The questions in this round will be premised on a fictional, but we think plausible scenario involving terrorism and the response to it. Here is the premise: Three shopping centers near major U.S. cities have been hit by suicide bombers. Hundreds are dead, thousands injured. A fourth attack has been averted when the attackers were captured off the Florida coast and taken to Guantanamo Bay, where they are being questioned. U.S. intelligence believes that another larger attack is planned and could come at any time... How aggressively would you interrogate those being held at Guantanamo Bay for information about where the next attack might be?

 

MR. HUME: Governor Romney, I'd like to draw you out on this.

 

We've all spent a lot of time talking about what happens after the bomb goes off. The real question is, how do you prevent the bomb from going off? And that's what I spent my time doing as a governor over the last four years, and serving on the Homeland Security Advisory Council. And that means intelligence and counterterrorism.
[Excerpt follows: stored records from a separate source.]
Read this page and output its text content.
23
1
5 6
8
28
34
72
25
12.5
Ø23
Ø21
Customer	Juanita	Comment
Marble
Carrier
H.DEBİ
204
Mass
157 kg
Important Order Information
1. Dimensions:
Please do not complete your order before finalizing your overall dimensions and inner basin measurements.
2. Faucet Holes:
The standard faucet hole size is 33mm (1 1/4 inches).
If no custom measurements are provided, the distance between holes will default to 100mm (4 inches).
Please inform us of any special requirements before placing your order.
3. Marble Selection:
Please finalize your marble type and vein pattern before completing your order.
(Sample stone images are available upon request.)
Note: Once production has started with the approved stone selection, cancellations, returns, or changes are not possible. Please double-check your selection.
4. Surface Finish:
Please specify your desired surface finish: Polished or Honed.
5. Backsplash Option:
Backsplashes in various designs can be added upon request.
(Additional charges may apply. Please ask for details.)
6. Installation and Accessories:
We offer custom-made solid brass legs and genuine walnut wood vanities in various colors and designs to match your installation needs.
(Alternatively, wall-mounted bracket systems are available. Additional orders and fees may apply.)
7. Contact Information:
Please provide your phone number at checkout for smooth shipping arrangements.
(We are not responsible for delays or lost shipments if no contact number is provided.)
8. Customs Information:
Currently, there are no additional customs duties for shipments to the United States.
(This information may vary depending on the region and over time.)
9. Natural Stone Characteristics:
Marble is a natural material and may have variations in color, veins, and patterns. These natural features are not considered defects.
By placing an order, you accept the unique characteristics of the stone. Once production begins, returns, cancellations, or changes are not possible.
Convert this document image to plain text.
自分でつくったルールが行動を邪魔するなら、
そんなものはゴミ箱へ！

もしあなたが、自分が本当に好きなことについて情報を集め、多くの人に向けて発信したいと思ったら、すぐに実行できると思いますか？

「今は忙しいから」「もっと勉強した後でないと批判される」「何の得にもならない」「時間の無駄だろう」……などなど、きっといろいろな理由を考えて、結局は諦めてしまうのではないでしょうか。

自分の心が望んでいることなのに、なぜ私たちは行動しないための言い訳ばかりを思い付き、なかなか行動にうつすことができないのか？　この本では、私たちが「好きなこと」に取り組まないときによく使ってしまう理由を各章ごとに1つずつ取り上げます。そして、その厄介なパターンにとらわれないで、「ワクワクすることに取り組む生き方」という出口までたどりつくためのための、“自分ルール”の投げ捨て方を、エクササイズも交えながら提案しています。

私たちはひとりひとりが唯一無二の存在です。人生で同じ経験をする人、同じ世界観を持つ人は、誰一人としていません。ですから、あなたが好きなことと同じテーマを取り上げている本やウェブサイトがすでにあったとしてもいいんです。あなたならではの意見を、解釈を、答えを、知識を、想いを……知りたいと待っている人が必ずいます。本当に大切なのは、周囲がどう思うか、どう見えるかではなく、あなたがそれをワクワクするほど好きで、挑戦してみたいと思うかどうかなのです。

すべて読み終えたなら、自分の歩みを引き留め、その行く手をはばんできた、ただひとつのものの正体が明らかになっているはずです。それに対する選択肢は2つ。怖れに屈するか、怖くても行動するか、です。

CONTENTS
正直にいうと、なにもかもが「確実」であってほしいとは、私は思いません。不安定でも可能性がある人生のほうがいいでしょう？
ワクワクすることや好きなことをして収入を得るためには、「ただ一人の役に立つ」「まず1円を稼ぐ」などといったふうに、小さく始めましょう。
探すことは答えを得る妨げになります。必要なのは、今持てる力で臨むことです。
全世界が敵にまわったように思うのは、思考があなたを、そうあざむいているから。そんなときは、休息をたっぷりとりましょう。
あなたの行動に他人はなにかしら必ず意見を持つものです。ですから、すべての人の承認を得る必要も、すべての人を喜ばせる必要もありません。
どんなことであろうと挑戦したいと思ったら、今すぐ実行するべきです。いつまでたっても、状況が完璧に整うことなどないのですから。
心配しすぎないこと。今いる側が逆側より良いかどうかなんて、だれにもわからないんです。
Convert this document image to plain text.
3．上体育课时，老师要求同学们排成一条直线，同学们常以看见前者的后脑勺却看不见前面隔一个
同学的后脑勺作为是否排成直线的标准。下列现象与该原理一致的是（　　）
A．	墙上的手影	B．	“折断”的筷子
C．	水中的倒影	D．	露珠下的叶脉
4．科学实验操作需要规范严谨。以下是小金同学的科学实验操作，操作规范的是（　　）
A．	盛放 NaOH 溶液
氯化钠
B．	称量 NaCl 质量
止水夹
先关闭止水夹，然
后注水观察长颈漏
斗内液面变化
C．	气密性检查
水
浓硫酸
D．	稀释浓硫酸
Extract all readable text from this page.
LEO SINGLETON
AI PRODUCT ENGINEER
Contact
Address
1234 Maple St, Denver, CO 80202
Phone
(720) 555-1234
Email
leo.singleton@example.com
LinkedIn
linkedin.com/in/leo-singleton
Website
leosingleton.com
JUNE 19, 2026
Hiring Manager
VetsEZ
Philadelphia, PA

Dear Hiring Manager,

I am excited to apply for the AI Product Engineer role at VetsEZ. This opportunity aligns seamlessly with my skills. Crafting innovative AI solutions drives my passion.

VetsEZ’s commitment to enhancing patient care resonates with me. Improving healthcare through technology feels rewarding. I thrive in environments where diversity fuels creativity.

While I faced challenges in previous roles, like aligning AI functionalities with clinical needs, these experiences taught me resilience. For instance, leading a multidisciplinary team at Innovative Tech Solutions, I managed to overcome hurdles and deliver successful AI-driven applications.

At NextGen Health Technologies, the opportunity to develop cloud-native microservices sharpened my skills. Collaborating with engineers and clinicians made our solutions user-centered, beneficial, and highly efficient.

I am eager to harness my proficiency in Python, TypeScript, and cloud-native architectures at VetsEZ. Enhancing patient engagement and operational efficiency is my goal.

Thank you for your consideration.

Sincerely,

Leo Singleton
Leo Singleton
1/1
Now we're going to -- you said the person's going to be in Guantanamo. I'm glad they're at Guantanamo. I don't want them on our soil. I want them on Guantanamo, where they don't get the access to lawyers they get when they're on our soil. I don't want them in our prisons. I want them there.

 

Some people have said, we ought to close Guantanamo. My view is, we ought to double Guantanamo. We ought to make sure that the terrorists -- (applause) -- and there's no question but that in a setting like that where you have a ticking bomb that the president of the United States -- not the CIA interrogator, the president of the United States -- has to make the call. And enhanced interrogation techniques have to be used -- not torture but enhanced interrogation techniques, yes.